The project also is providing Spanish-language training for Hispanics in the landscaping industry to "develop employability skills and increase job retention." However, Conrad could not predict how many jobs were created as a result of their efforts. "We had to put together projects within very specific parameters. If the particular project you're referring to didn't create jobs necessarily, that's really something that's beyond the parameters of the program and it's really something you'd have to ask the federal government, the U.S. Forest Service," he commented.
In another area of the state, the American Recovery and Investment Act of 2009 (ARRA), President Obama’s $787 billion artifice, provided the city of Henderson with $60,000 to administer surveys and inventory the trees in city parks.
The Henderson Press reported:
The money comes in the form of two grants, one of which requires a $25,000 match from the city, bringing the project to $85,000 total. The Henderson City Council approved the grant agreements with the Nevada Division of Forestry, which dispersed the federal funds, on July 19.

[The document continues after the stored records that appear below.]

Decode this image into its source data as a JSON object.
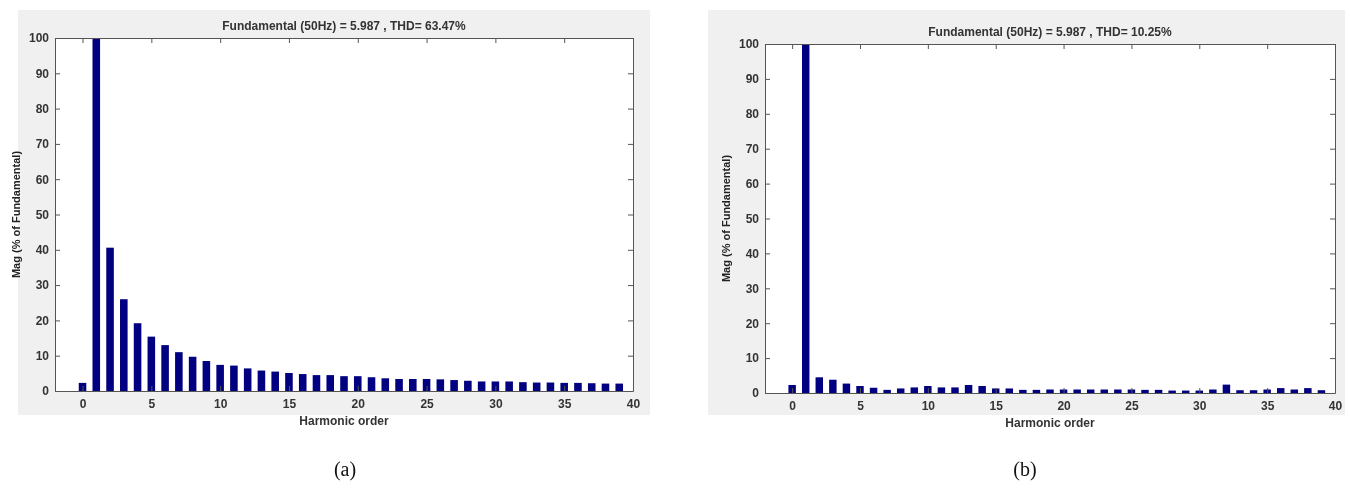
{
  "chart_data": [
    {
      "type": "bar",
      "title": "Fundamental (50Hz) = 5.987 , THD= 63.47%",
      "xlabel": "Harmonic order",
      "ylabel": "Mag (% of Fundamental)",
      "annotations": [
        "(a)"
      ],
      "x": [
        0,
        1,
        2,
        3,
        4,
        5,
        6,
        7,
        8,
        9,
        10,
        11,
        12,
        13,
        14,
        15,
        16,
        17,
        18,
        19,
        20,
        21,
        22,
        23,
        24,
        25,
        26,
        27,
        28,
        29,
        30,
        31,
        32,
        33,
        34,
        35,
        36,
        37,
        38,
        39
      ],
      "series": [
        {
          "color": "#000080",
          "values": [
            2.3,
            100,
            40.6,
            26,
            19.2,
            15.4,
            13,
            11,
            9.7,
            8.5,
            7.4,
            7.2,
            6.4,
            5.8,
            5.5,
            5.1,
            4.8,
            4.5,
            4.5,
            4.2,
            4.2,
            3.9,
            3.6,
            3.4,
            3.4,
            3.4,
            3.3,
            3.1,
            2.9,
            2.7,
            2.7,
            2.7,
            2.5,
            2.4,
            2.4,
            2.3,
            2.3,
            2.2,
            2.1,
            2.1
          ]
        }
      ],
      "xlim": [
        -2,
        40
      ],
      "xticks": [
        0,
        5,
        10,
        15,
        20,
        25,
        30,
        35,
        40
      ],
      "ylim": [
        0,
        100
      ],
      "yticks": [
        0,
        10,
        20,
        30,
        40,
        50,
        60,
        70,
        80,
        90,
        100
      ]
    },
    {
      "type": "bar",
      "title": "Fundamental (50Hz) = 5.987 , THD= 10.25%",
      "xlabel": "Harmonic order",
      "ylabel": "Mag (% of Fundamental)",
      "annotations": [
        "(b)"
      ],
      "x": [
        0,
        1,
        2,
        3,
        4,
        5,
        6,
        7,
        8,
        9,
        10,
        11,
        12,
        13,
        14,
        15,
        16,
        17,
        18,
        19,
        20,
        21,
        22,
        23,
        24,
        25,
        26,
        27,
        28,
        29,
        30,
        31,
        32,
        33,
        34,
        35,
        36,
        37,
        38,
        39
      ],
      "series": [
        {
          "color": "#000080",
          "values": [
            2.3,
            100,
            4.5,
            3.8,
            2.7,
            2.0,
            1.5,
            0.9,
            1.3,
            1.6,
            2.0,
            1.6,
            1.6,
            2.3,
            2.0,
            1.3,
            1.3,
            0.9,
            0.9,
            1.0,
            1.0,
            1.0,
            1.0,
            1.0,
            1.0,
            1.0,
            0.9,
            0.9,
            0.7,
            0.7,
            0.7,
            1.0,
            2.4,
            0.8,
            0.8,
            1.0,
            1.4,
            1.0,
            1.4,
            0.8
          ]
        }
      ],
      "xlim": [
        -2,
        40
      ],
      "xticks": [
        0,
        5,
        10,
        15,
        20,
        25,
        30,
        35,
        40
      ],
      "ylim": [
        0,
        100
      ],
      "yticks": [
        0,
        10,
        20,
        30,
        40,
        50,
        60,
        70,
        80,
        90,
        100
      ]
    }
  ]
}
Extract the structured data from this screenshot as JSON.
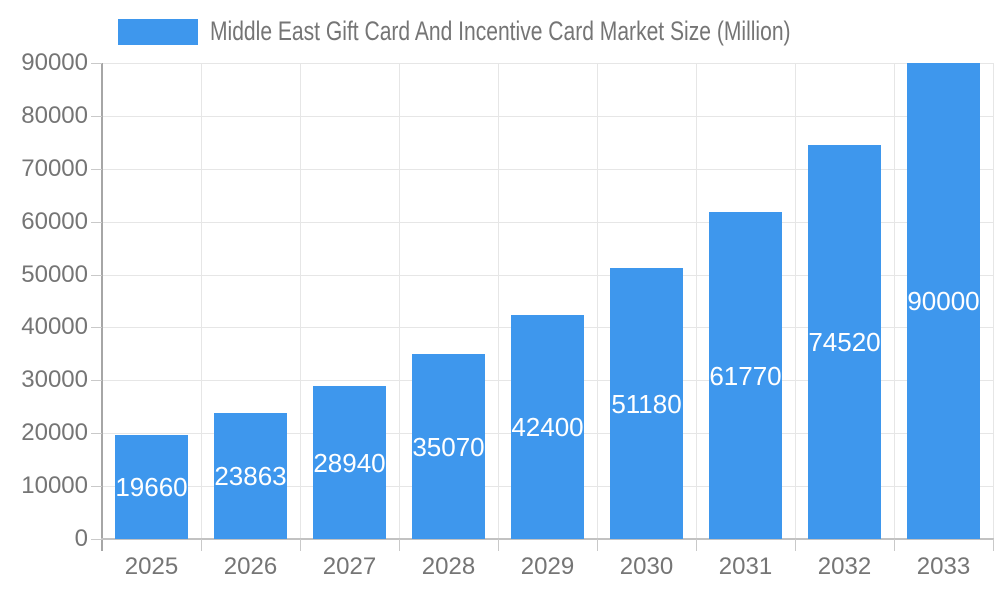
{
  "chart_data": {
    "type": "bar",
    "title": "Middle East Gift Card And Incentive Card Market Size (Million)",
    "legend": {
      "position": "top",
      "entries": [
        "Middle East Gift Card And Incentive Card Market Size (Million)"
      ]
    },
    "categories": [
      "2025",
      "2026",
      "2027",
      "2028",
      "2029",
      "2030",
      "2031",
      "2032",
      "2033"
    ],
    "values": [
      19660,
      23863,
      28940,
      35070,
      42400,
      51180,
      61770,
      74520,
      90000
    ],
    "xlabel": "",
    "ylabel": "",
    "ylim": [
      0,
      90000
    ],
    "ytick_step": 10000,
    "yticks": [
      0,
      10000,
      20000,
      30000,
      40000,
      50000,
      60000,
      70000,
      80000,
      90000
    ],
    "grid": {
      "horizontal": true,
      "vertical": true
    },
    "value_labels": {
      "position": "inside-center",
      "color": "#ffffff"
    },
    "colors": {
      "bar": "#3e97ed",
      "axis_text": "#757575",
      "title_text": "#757575",
      "gridline": "#e6e6e6",
      "y_axis_line": "#a6a6a6",
      "x_axis_line": "#c2c2c2",
      "tick": "#c9c9c9",
      "background": "#ffffff"
    }
  }
}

According to the grant agreement, "the tree inventory would include mapping, species identification, health evaluation and maintenance prioritization."
"Due to a continued economic downturn from decreasing sales and property tax revenues," officials said the city does not have the funding or resources to train personnel and volunteers. "This effort is part of the City Strategic Goal to promote and incorporate practices, policies and procedures that support sustainability," the city wrote in a justification letter.
But again, the number of jobs created by the stimulus money was sparse.
In January 2009, White House economists claimed the ARRA would create 3.3 million net jobs by 2010. But by January 2010, 3.5 million more net jobs had been lost, spiking the unemployment rate above 10 percent. The Heritage Foundation explained that the government’s failure to "spend its way to prosperity" is not an isolated occurrence:
- During the 1930s, New Deal lawmakers doubled federal spending — yet unemployment remained above 20 percent until World War II.
- Japan responded to a 1990 recession by passing 10 stimulus spending bills over 8 years (building the largest national debt in the industrialized world) — yet its economy remained stagnant.
- In 2001, President Bush responded to a recession by "injecting" tax rebates into the economy. The economy did not respond until two years later, when tax rate reductions were implemented.
- In 2008, President Bush tried to head off the current recession with another round of tax rebates. The recession continued to worsen.
- Now, the most recent $787 billion stimulus bill was intended to keep the unemployment rate from exceeding 8 percent. In November, it topped 10 percent.
Why do the government’s efforts generate such dismal results? The Heritage Foundation notes that it’s because the government lacks competitive forces, while private businesses — where real job growth lies — must compete amongst themselves to remain solvent, which means striving to produce superior goods and services for the consumer. Simply put, without competition, the motive for efficiency and quality control, and better service to consumers, is tossed out the window.
When all is said and done, it appears that Democratic Senator Harry Reid’s home state — with its comatose 12.9 percent unemployment rate — won’t find a whole lot of economic relief from the government’s fiscal efforts.
And apparently President Obama wasn’t kidding about the "shovel-ready" jobs. After all, you need a shovel to plant a tree.